Что еще есть в детской? Не помню. Вид ее будущих лет, после мамы, затмевает мне память. Но одно цветет нерушимо: сердцем детской – висячая лампа над столом. В стеклянном резервуаре – зеленое керосиновое море. Оно мутно сияет и плещется, когда лампу тронешь рукой. Над горелкой и стеклом – белый круг, над его отверстием на потолке – золотое пятно. От горящей лампы пышет свет, жар. Лампа плавает в воздухе, как волшебная рыба. От нее убегает темнота. За вещами всюду вспыхивают их тени. Мусина рука тянется к книге – читать…
А рядом – зрелище черного хода соседнего двора. Из окна Лёриной комнаты, бывшей моей детской, – наружная лестница, где в сумерках женщина в темной шали несла воду, желтый свет в окошке кухни (отдельного флигелька); длинный низкий флигель, где жила семья Андреевых, нам мало знакомых; цепной пес в своей глубокой будке под тополями.

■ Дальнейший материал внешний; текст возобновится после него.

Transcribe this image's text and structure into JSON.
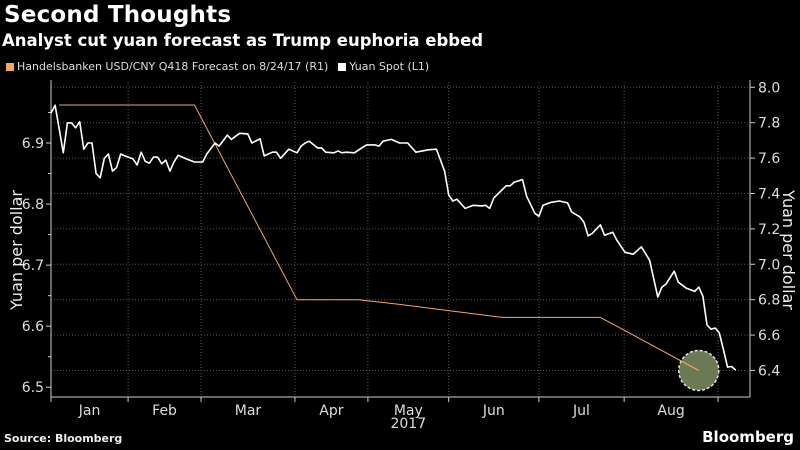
{
  "header": {
    "title": "Second Thoughts",
    "subtitle": "Analyst cut yuan forecast as Trump euphoria ebbed"
  },
  "footer": {
    "source": "Source: Bloomberg",
    "logo": "Bloomberg"
  },
  "chart_data": {
    "type": "line",
    "title": "Second Thoughts",
    "subtitle": "Analyst cut yuan forecast as Trump euphoria ebbed",
    "xlabel": "2017",
    "x_units": "trading days since start of 2017",
    "xlim": [
      0,
      170.5
    ],
    "month_ticks": [
      {
        "label": "Jan",
        "start": 0,
        "end": 18.8
      },
      {
        "label": "Feb",
        "start": 18.8,
        "end": 36.6
      },
      {
        "label": "Mar",
        "start": 36.6,
        "end": 59.5
      },
      {
        "label": "Apr",
        "start": 59.5,
        "end": 77.3
      },
      {
        "label": "May",
        "start": 77.3,
        "end": 97
      },
      {
        "label": "Jun",
        "start": 97,
        "end": 119
      },
      {
        "label": "Jul",
        "start": 119,
        "end": 139.8
      },
      {
        "label": "Aug",
        "start": 139.8,
        "end": 162.7
      }
    ],
    "year_label": "2017",
    "left_axis": {
      "label": "Yuan per dollar",
      "ylim": [
        6.484,
        7.0
      ],
      "ticks": [
        "6.5",
        "6.6",
        "6.7",
        "6.8",
        "6.9"
      ]
    },
    "right_axis": {
      "label": "Yuan per dollar",
      "ylim": [
        6.25,
        8.03
      ],
      "ticks": [
        "6.4",
        "6.6",
        "6.8",
        "7.0",
        "7.2",
        "7.4",
        "7.6",
        "7.8",
        "8.0"
      ]
    },
    "grid": true,
    "legend_position": "top-left",
    "series": [
      {
        "name": "Handelsbanken USD/CNY Q418 Forecast on 8/24/17 (R1)",
        "axis": "right",
        "color": "#f0a868",
        "x": [
          2,
          35,
          60,
          75,
          85,
          110,
          134,
          158
        ],
        "y": [
          7.9,
          7.9,
          6.8,
          6.8,
          6.773,
          6.7,
          6.7,
          6.4
        ]
      },
      {
        "name": "Yuan Spot (L1)",
        "axis": "left",
        "color": "#ffffff",
        "x": [
          0,
          1,
          3,
          4,
          5,
          6,
          7,
          8,
          9,
          10,
          11,
          12,
          13,
          14,
          15,
          16,
          17,
          18,
          20,
          21,
          22,
          23,
          24,
          25,
          26,
          27,
          28,
          29,
          30,
          31,
          33,
          35,
          37,
          38,
          40,
          41,
          43,
          44,
          46,
          48,
          49,
          51,
          52,
          54,
          55,
          56,
          58,
          60,
          61,
          62,
          63,
          65,
          66,
          67,
          69,
          70,
          71,
          72,
          74,
          76,
          77,
          79,
          80,
          81,
          83,
          85,
          87,
          89,
          92,
          94,
          96,
          97,
          98,
          99,
          101,
          103,
          105,
          106,
          107,
          108,
          111,
          112,
          113,
          115,
          116,
          118,
          119,
          120,
          122,
          124,
          126,
          127,
          129,
          130,
          131,
          132,
          134,
          135,
          137,
          138,
          140,
          142,
          144,
          146,
          148,
          149,
          150,
          152,
          153,
          155,
          157,
          158,
          159,
          160,
          161,
          162,
          163,
          164,
          165,
          166,
          167
        ],
        "y": [
          6.949,
          6.962,
          6.884,
          6.933,
          6.933,
          6.925,
          6.935,
          6.89,
          6.9,
          6.9,
          6.85,
          6.843,
          6.875,
          6.882,
          6.854,
          6.86,
          6.882,
          6.879,
          6.874,
          6.864,
          6.885,
          6.87,
          6.867,
          6.877,
          6.877,
          6.866,
          6.872,
          6.854,
          6.869,
          6.88,
          6.874,
          6.869,
          6.869,
          6.882,
          6.9,
          6.895,
          6.913,
          6.906,
          6.916,
          6.915,
          6.9,
          6.907,
          6.879,
          6.885,
          6.885,
          6.875,
          6.89,
          6.884,
          6.895,
          6.9,
          6.903,
          6.892,
          6.892,
          6.885,
          6.884,
          6.887,
          6.884,
          6.885,
          6.884,
          6.893,
          6.897,
          6.897,
          6.895,
          6.903,
          6.906,
          6.9,
          6.9,
          6.885,
          6.889,
          6.89,
          6.854,
          6.815,
          6.805,
          6.808,
          6.793,
          6.798,
          6.797,
          6.798,
          6.793,
          6.81,
          6.83,
          6.83,
          6.836,
          6.84,
          6.813,
          6.785,
          6.78,
          6.798,
          6.803,
          6.805,
          6.802,
          6.787,
          6.779,
          6.77,
          6.748,
          6.752,
          6.766,
          6.749,
          6.754,
          6.741,
          6.721,
          6.718,
          6.73,
          6.708,
          6.648,
          6.664,
          6.669,
          6.69,
          6.672,
          6.662,
          6.657,
          6.664,
          6.649,
          6.602,
          6.595,
          6.597,
          6.589,
          6.562,
          6.533,
          6.534,
          6.528
        ]
      }
    ],
    "annotation": {
      "type": "highlight-circle",
      "x": 158,
      "y": 6.4,
      "axis": "right",
      "color": "#6b7a55"
    }
  }
}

И помнится мне в нашем зеленом дворе та пора весны, когда уже после дней цветения в траве желтых цветов – стоячей мохнатой мягкой метелочкой – появлялось столько же легких и пышных шариков, которые, сорвав, не знаешь, на что дивиться: на белое ли молоко (нам говорили – ядовитое) стебля, на ровную ли круглость – вот-вот облетит! – пушинок цвета пыли? Чем-то они напоминали мыльные пузыри. Мы начинали дуть на пушистые шарики. Оттого они назывались одуванчики. Пахло тополями. У старых стволов из земли выбивались молодые побеги.